For those who are interested anyone is allowed to come to the meet. It's open to all froggers and reptile enthusiast. 

I in Jenkintown pa which is between philly and willow grove


----------



## pa.walt (Feb 16, 2004)

good chance i will be there.


----------



## ggazonas (May 11, 2008)

ggazonas said:


> The frog room is up and running and now I'm looking to have a frog meet in October. I'm thinking of doing it on Saturday October 14 starting at noon.
> 
> Let me know whose interested.
> 
> ...


A few photos of the frog room


----------



## Spaff (Jan 8, 2011)

Room looks good, George!


----------



## ggazonas (May 11, 2008)

I'll be hosting a frog meet on Saturday October 14th. Anyone is welcomed. I'd like to get an idea of whose interested in attending. 

Again I live in jenkintown pa which is north of Philadelphia. 

Let me know if your interested. 

Thanks


----------



## MDfrog (Apr 2, 2012)

I'll be there, and great looking frog room.


----------



## ggazonas (May 11, 2008)

For anyone interested, the frog meet will be held on October 14th starting at 12. 

My address is 

232 Wyncote road
Jenkintown, Pa 19046

I'm north of philly

I'll have food and drinks (non alcoholic).

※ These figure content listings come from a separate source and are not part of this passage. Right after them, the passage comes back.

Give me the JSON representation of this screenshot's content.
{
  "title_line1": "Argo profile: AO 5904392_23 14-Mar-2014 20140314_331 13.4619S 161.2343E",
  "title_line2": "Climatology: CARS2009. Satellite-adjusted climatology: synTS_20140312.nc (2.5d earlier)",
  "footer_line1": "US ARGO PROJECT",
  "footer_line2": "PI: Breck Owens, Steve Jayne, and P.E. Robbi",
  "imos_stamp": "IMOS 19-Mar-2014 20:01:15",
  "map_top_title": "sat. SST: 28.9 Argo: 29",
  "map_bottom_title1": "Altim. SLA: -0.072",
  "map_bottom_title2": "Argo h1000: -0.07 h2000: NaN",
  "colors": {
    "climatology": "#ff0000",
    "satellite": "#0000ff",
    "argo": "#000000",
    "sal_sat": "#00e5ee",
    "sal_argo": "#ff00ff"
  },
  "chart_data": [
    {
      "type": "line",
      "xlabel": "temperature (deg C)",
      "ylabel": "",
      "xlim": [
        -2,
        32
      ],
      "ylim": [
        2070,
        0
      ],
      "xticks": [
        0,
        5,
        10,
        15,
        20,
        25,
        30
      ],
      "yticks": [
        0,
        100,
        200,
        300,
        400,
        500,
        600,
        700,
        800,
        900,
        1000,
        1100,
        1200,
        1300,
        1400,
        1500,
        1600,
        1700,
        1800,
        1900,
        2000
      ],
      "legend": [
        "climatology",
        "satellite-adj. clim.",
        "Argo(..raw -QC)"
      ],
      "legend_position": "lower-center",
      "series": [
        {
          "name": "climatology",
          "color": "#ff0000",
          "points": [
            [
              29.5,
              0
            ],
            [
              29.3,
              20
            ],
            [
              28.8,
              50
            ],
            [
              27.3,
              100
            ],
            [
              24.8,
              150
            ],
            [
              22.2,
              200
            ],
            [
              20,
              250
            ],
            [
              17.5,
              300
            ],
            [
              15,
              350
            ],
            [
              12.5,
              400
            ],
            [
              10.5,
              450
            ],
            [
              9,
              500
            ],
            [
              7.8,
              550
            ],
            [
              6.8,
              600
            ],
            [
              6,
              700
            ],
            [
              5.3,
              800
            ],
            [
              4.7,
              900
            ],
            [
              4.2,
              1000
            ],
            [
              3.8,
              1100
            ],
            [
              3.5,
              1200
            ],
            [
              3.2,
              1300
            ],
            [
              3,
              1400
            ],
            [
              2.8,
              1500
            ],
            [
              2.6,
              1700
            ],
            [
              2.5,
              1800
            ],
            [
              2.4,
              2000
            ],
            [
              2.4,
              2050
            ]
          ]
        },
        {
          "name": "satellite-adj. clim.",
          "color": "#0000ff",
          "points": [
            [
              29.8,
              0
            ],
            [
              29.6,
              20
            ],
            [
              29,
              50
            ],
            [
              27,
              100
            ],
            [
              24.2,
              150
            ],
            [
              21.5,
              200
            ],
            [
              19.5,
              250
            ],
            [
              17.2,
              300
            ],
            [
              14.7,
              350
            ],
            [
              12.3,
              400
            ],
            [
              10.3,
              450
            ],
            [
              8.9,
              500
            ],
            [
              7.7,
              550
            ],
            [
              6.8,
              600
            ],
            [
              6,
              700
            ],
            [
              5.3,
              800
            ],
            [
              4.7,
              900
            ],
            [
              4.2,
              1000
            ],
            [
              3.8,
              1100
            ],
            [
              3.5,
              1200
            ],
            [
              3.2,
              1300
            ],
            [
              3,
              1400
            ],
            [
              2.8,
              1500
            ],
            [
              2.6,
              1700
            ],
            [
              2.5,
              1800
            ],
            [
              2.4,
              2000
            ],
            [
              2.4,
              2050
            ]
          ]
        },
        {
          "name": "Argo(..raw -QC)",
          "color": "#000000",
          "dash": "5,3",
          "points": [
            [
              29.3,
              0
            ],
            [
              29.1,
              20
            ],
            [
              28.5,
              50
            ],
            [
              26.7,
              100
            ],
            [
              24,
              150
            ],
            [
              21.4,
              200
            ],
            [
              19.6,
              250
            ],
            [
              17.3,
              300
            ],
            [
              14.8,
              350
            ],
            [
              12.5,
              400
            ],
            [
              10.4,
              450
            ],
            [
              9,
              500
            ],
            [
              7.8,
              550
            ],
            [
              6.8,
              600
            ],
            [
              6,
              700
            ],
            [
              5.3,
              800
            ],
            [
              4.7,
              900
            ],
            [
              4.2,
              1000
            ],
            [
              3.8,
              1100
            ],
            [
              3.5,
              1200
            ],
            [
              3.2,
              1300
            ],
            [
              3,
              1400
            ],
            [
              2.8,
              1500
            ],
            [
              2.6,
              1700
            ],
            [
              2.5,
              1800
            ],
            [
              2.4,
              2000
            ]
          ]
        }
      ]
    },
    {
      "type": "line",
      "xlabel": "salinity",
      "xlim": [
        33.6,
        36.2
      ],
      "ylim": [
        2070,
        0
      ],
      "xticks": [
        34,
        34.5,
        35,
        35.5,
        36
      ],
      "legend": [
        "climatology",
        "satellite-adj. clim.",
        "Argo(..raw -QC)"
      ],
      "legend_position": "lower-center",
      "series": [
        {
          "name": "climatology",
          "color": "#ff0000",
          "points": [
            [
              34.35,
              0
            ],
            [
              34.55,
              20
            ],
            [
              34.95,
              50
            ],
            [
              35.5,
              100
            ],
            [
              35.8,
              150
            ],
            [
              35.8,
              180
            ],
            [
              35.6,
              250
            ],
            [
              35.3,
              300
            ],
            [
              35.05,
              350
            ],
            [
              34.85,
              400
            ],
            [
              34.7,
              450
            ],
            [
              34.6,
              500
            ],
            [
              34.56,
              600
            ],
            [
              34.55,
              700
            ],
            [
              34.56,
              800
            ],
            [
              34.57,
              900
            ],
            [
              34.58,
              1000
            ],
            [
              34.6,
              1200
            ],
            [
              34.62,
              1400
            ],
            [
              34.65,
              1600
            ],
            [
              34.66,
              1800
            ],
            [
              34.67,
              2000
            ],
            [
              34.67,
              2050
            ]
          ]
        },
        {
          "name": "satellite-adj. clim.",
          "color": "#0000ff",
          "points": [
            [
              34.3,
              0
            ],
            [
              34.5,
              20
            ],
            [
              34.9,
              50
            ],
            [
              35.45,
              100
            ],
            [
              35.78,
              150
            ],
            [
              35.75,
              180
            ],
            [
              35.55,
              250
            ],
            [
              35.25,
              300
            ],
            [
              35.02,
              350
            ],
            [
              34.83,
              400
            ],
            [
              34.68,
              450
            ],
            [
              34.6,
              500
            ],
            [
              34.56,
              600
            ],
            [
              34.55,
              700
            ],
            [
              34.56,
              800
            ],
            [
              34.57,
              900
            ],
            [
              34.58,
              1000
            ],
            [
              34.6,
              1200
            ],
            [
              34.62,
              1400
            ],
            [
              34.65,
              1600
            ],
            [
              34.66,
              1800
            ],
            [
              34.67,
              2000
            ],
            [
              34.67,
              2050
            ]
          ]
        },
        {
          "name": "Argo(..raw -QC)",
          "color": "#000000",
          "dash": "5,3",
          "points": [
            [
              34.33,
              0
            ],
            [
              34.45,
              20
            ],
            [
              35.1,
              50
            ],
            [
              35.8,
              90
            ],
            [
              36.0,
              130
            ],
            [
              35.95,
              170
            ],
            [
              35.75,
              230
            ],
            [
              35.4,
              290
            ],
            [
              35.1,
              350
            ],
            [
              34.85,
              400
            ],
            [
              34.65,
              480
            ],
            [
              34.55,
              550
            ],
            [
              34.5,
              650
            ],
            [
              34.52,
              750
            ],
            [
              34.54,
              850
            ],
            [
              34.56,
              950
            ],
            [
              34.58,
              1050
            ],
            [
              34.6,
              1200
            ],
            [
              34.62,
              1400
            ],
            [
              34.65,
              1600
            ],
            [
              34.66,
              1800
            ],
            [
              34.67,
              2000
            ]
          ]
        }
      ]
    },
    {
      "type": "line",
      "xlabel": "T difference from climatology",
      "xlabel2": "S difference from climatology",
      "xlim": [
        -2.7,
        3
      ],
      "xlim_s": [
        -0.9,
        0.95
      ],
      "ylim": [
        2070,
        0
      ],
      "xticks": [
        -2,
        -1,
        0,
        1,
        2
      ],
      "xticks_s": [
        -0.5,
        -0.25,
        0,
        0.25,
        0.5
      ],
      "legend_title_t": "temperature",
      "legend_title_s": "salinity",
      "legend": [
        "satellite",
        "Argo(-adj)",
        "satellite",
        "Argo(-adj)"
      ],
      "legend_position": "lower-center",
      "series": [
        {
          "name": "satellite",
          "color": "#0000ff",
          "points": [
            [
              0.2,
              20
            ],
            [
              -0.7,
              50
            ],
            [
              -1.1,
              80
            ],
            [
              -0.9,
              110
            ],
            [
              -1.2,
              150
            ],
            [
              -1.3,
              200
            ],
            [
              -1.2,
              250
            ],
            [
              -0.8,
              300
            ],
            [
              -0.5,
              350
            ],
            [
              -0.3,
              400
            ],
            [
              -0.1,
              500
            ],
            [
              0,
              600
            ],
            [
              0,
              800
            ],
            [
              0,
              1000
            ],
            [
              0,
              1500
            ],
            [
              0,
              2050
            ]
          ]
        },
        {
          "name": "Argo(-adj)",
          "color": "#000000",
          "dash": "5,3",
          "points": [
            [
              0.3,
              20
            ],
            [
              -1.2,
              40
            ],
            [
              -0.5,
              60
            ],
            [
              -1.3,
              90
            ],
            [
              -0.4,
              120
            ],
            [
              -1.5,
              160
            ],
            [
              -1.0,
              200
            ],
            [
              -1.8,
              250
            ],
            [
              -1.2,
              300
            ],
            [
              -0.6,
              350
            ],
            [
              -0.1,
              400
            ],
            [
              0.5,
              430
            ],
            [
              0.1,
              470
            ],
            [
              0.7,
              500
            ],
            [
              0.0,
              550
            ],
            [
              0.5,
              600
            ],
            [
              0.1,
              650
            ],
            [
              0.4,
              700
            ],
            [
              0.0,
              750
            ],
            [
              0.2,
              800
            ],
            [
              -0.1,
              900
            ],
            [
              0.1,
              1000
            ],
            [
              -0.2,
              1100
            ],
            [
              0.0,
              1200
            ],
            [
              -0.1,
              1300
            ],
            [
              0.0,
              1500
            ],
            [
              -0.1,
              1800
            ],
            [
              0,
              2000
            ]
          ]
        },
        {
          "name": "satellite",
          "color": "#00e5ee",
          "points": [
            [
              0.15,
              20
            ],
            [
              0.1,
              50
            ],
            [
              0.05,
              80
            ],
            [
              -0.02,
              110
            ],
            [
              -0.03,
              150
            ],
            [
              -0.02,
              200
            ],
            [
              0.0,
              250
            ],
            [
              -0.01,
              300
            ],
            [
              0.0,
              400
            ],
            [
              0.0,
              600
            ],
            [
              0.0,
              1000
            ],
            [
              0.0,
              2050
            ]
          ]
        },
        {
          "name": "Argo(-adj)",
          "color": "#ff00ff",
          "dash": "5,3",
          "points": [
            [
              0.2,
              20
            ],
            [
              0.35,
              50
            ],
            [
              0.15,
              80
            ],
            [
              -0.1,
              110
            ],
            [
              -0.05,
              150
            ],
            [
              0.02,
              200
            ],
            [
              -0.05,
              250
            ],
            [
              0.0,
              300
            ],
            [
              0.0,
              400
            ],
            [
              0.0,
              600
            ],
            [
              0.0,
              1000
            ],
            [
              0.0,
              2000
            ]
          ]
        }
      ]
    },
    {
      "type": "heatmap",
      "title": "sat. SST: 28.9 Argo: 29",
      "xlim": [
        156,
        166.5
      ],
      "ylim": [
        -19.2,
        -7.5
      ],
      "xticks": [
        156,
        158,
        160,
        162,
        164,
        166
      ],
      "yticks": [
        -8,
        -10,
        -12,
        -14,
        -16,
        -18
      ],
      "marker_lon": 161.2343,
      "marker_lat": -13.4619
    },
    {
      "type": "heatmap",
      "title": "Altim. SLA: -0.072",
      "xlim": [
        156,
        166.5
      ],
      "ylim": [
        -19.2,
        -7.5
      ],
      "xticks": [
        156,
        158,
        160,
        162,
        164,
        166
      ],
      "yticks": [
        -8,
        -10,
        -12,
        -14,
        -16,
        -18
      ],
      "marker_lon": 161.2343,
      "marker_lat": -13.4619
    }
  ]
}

Feel free to bring any food or beer if you'd like.

I've also posted this information on the MADS facebook page, which has gotten more attention.
Look forward to seeing everyone


----------



## ngeno626 (Nov 14, 2013)

I?m in. 
Let me know if anyone would like me to bring frogs 
Chazuta special $100 trio


----------



## Tricolor (Jun 12, 2009)

Wish I could make it! Place looks great.


----------



## godjockey (Nov 14, 2009)

My company is celebrating it's 20th anniversary that day otherwise I would've made it.

Keep me in the loop for next time - I'm only a little over an hour away.


----------



## MDfrog (Apr 2, 2012)

Unfortunately I just found out I will be traveling for work this weekend.

Hopefully I can get away from work for the next meetup.


----------



## pa.walt (Feb 16, 2004)

thanks to george and his wife for hosting the meet yesterday. talked to some people that haven't seen in years.


----------